The insurance company Mass Mutual recently put together a Social Security knowledge quiz. The format
is true or false and may educate people a little better about a system which many people rely on and
continue to rely on.

If I take benefits before my full retirement age, they will be reduced for early filing.

If I am receiving benefits before my full retirement age and continue to work, my benefits might be reduced based on how much I make.

Once I start collecting Social Security, my benefit payments will never change.

If I have a spouse, he or she can receive benefits from my record even if he or she has no individual earnings history.

If I have a spouse and he or she passes away, I will receive both my full benefit and my deceased spouse’s full benefit.

The money that comes out of my paycheck for Social Security goes into a specific account for me and remains there, earning interest, until I begin to receive Social Security benefits.
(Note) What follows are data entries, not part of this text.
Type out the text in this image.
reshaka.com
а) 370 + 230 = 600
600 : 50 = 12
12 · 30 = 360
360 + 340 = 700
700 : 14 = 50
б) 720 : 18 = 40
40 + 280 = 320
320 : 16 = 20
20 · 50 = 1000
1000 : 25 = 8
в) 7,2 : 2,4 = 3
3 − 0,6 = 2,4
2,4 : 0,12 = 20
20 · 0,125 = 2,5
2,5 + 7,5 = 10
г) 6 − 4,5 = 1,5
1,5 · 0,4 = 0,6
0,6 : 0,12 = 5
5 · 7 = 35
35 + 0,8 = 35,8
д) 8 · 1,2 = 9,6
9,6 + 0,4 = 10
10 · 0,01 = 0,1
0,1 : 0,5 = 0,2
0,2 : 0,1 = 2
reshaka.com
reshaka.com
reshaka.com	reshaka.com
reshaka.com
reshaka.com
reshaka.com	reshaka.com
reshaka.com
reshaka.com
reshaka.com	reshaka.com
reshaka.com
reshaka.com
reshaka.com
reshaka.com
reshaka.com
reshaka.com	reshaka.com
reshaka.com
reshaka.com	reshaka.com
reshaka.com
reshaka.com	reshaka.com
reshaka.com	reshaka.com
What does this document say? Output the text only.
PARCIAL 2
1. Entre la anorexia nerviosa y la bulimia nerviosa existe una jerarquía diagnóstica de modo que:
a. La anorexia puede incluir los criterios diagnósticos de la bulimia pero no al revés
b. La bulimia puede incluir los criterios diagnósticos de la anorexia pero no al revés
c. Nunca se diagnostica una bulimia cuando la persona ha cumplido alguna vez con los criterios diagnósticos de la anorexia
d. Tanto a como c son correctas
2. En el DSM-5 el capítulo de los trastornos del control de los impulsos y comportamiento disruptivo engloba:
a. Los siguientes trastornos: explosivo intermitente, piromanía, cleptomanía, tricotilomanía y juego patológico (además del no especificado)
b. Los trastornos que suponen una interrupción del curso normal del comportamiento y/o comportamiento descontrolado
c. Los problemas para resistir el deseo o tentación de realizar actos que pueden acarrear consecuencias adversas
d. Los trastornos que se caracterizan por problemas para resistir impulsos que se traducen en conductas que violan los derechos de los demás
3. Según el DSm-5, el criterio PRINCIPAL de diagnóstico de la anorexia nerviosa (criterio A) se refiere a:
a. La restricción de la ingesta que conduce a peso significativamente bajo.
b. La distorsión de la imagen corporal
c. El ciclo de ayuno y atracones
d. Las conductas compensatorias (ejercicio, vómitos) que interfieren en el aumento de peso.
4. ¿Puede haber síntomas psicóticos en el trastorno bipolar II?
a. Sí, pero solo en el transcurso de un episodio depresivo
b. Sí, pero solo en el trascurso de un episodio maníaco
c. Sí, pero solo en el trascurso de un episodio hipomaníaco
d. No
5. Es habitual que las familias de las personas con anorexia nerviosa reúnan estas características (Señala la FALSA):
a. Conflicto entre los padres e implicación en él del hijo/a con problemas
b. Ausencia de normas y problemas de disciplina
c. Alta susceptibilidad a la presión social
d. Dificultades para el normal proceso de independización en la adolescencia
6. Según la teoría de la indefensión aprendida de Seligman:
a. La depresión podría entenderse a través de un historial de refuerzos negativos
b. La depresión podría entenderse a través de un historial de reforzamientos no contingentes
Under current Social Security law, full retirement age is 65 no matter when you were born.

As a divorced person, I might be able to collect Social Security benefits based on my ex-spouse’s earnings history.

Under current law, Social Security benefits could be reduced for everyone in 2035.

If I file for retirement benefits and have dependent children age 18 or younger, they also may qualify for Social Security benefits.

If I delay taking Social Security benefits past the age of 70, I will continue to get delayed retirement credit increases each year I wait.

I must be a U.S. citizen to collect Social Security retirement benefits.